Ihwal proses kreatifnya, ia
menjelaskan kepada Ooligan Press,
"Saya membaca buku, lantas mencari makna cerita tetapi belum tentu jelas,
dan saya mencoba menggambarkan beberapa ide-ide sekaligus. Harapannya adalah
akan menjadi indah atau cukup menarik bagi pembaca untuk tahu lebih banyak, dan
membawa mereka lebih melekat pada citra,
atau mungkin bagian dari itu, karena mereka lantas membaca bukunya.”
"Sekali lagi, proses yang
unik dan khusus benar-benar berasal dari
pengalaman individu desainer. Saya harus mengatakan untuk mendatangkan ide,
selain dari pemahaman yang kuat tentang tipografi dan tipografikal, desainer pemula harus memiliki pemahaman
tentang apa yang telah datang sebelumnya dan apa yang ada saat ini. Saya telah
menghabiskan bertahun-tahun di toko buku bekas dan toko-toko majalah mencari,
mengagumi, dan mengumpulkan semua bagian dari proses desain.”
Seringkali, Rodrigo mengaku, ia memiliki ide dan perlu seorang artis
gambar untuk mengeksekusinya. Ketika ia mulai merancang di Firar, Straus, dan
Giroux, ia secara teratur mengunjungi departemen seni di perguruan tinggi
lokal, mengumpulkan kartu nama sebanyak yang dia bisa. Dia tidak mampu membayar
artis, tetapi sebaliknya menawarkan kesempatan menampilkan karya mereka di
sampul sebuah buku yang akan diterbitkan. Namun dalam melibatkan artis, dia
benar-benar mengambil orang yang tepat untuk pekerjaannya.

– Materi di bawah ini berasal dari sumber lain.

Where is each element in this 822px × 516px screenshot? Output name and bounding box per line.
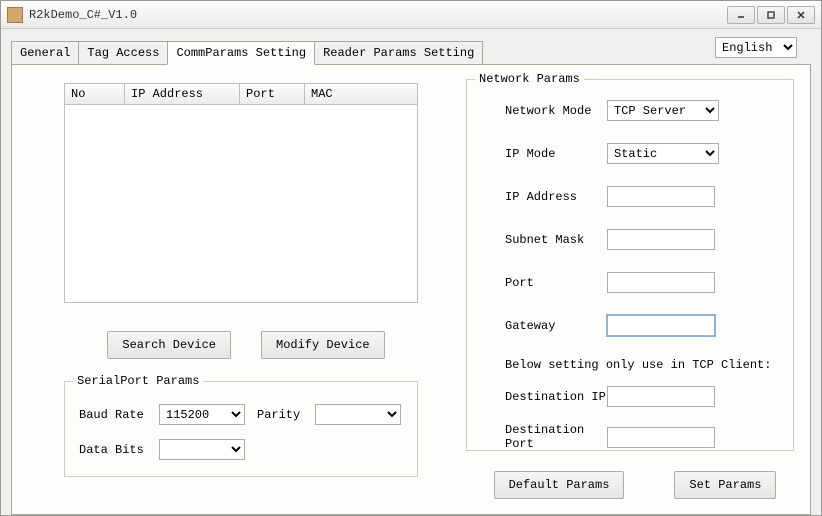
app-icon: [7, 7, 23, 23]
tab-general[interactable]: General: [11, 41, 79, 65]
grid-header-mac[interactable]: MAC: [305, 84, 417, 104]
ip-address-input[interactable]: [607, 186, 715, 207]
grid-header-ip[interactable]: IP Address: [125, 84, 240, 104]
right-column: Network Params Network Mode TCP Server I…: [466, 79, 794, 499]
maximize-button[interactable]: [757, 6, 785, 24]
subnet-mask-label: Subnet Mask: [481, 233, 607, 247]
minimize-button[interactable]: [727, 6, 755, 24]
modify-device-button[interactable]: Modify Device: [261, 331, 385, 359]
tab-tag-access[interactable]: Tag Access: [78, 41, 168, 65]
dest-ip-input[interactable]: [607, 386, 715, 407]
content-area: English General Tag Access CommParams Se…: [1, 29, 821, 515]
device-buttons: Search Device Modify Device: [64, 331, 418, 359]
parity-select[interactable]: [315, 404, 401, 425]
close-button[interactable]: [787, 6, 815, 24]
tcp-client-note: Below setting only use in TCP Client:: [505, 358, 779, 372]
subnet-mask-input[interactable]: [607, 229, 715, 250]
tab-panel: No IP Address Port MAC Search Device Mod…: [11, 65, 811, 515]
tab-comm-params[interactable]: CommParams Setting: [167, 41, 315, 65]
ip-mode-select[interactable]: Static: [607, 143, 719, 164]
search-device-button[interactable]: Search Device: [107, 331, 231, 359]
window-title: R2kDemo_C#_V1.0: [29, 8, 727, 22]
grid-header-no[interactable]: No: [65, 84, 125, 104]
titlebar: R2kDemo_C#_V1.0: [1, 1, 821, 29]
left-column: No IP Address Port MAC Search Device Mod…: [64, 83, 418, 477]
set-params-button[interactable]: Set Params: [674, 471, 776, 499]
gateway-input[interactable]: [607, 315, 715, 336]
baud-rate-label: Baud Rate: [79, 408, 153, 422]
tab-bar: General Tag Access CommParams Setting Re…: [11, 41, 811, 65]
parity-label: Parity: [257, 408, 309, 422]
network-fieldset: Network Params Network Mode TCP Server I…: [466, 79, 794, 451]
language-select[interactable]: English: [715, 37, 797, 58]
grid-header-port[interactable]: Port: [240, 84, 305, 104]
param-buttons: Default Params Set Params: [466, 471, 794, 499]
baud-rate-select[interactable]: 115200: [159, 404, 245, 425]
serialport-legend: SerialPort Params: [73, 374, 203, 388]
device-grid[interactable]: No IP Address Port MAC: [64, 83, 418, 303]
ip-address-label: IP Address: [481, 190, 607, 204]
default-params-button[interactable]: Default Params: [494, 471, 625, 499]
ip-mode-label: IP Mode: [481, 147, 607, 161]
language-selector-wrap: English: [715, 37, 797, 58]
grid-header: No IP Address Port MAC: [65, 84, 417, 105]
network-legend: Network Params: [475, 72, 584, 86]
network-mode-label: Network Mode: [481, 104, 607, 118]
data-bits-select[interactable]: [159, 439, 245, 460]
gateway-label: Gateway: [481, 319, 607, 333]
window-controls: [727, 6, 815, 24]
tab-reader-params[interactable]: Reader Params Setting: [314, 41, 483, 65]
port-input[interactable]: [607, 272, 715, 293]
port-label: Port: [481, 276, 607, 290]
dest-port-input[interactable]: [607, 427, 715, 448]
serialport-fieldset: SerialPort Params Baud Rate 115200 Parit…: [64, 381, 418, 477]
dest-port-label: Destination Port: [481, 423, 607, 451]
data-bits-label: Data Bits: [79, 443, 153, 457]
network-mode-select[interactable]: TCP Server: [607, 100, 719, 121]
dest-ip-label: Destination IP: [481, 390, 607, 404]
main-window: R2kDemo_C#_V1.0 English General Tag Acce…: [0, 0, 822, 516]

Sejak ia mulai merancang untuk
New Directions, sebuah penerbit independen besar di New York, desain Rodrigo telah
menjadi ciri khas katalog penerbit itu.
Di antaranya pelangi teks berwarna untuk Coney
Island of Mind oleh Lawrence Ferlinghetti serta penutup merah berbintik
untuk The Halfway House oleh
Guillermo Rosales.
Sejumlah besar sampul buku yang adalah
mendesain ulang kaver buku yang sudah terbit, termasuk Siddhartha oleh Herman Hesse dan Labyrinths oleh Jorge Luis Borges. Buku Siddhartha
dengan sampul karya Rodrigo yang kosong dari teks, terjual lebih cepat daripada
cetakan sebelumnya. Perusahaan bahkan kehabisan stok di Festival Buku Brooklyn
pada tahun 2009.
Rodrigo juga termasuk desainer
yang lebih memilih untuk menjaga jarak dengan penulis untuk menghindari konflik
yang bisa terjadi. Bahkan dalam kasus Chuck Palahniuk, yang buku-bukunya telah
dirancang secara eksklusif selama sepuluh tahun, ia hanya berbicara kepada
penulis beberapa kali dan tidak pernah membahas tentang desain buku.

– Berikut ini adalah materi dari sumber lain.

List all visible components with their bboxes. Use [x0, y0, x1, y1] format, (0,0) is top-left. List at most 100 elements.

Hal yang tampaknya menjadi faktor
signifikan dalam keberhasilan Rodrigo adalah dia tidak merancang buku dengan
kontinuitas dalam pikirannya. Sebaliknya, ia berfokus pada masing-masing teks
sebagai entitas dirinya. Idenya yang menonjol senantiasa bertautan dengan teks seperti bisa
kita lihat di website pribadinya di rodrigocorral.com. Ada organik, nuansa
alami dan kecenderungan minimalis. Selain itu, karya kaver bukunya senantiasa
dicetak dalam kualitas printing terbaik.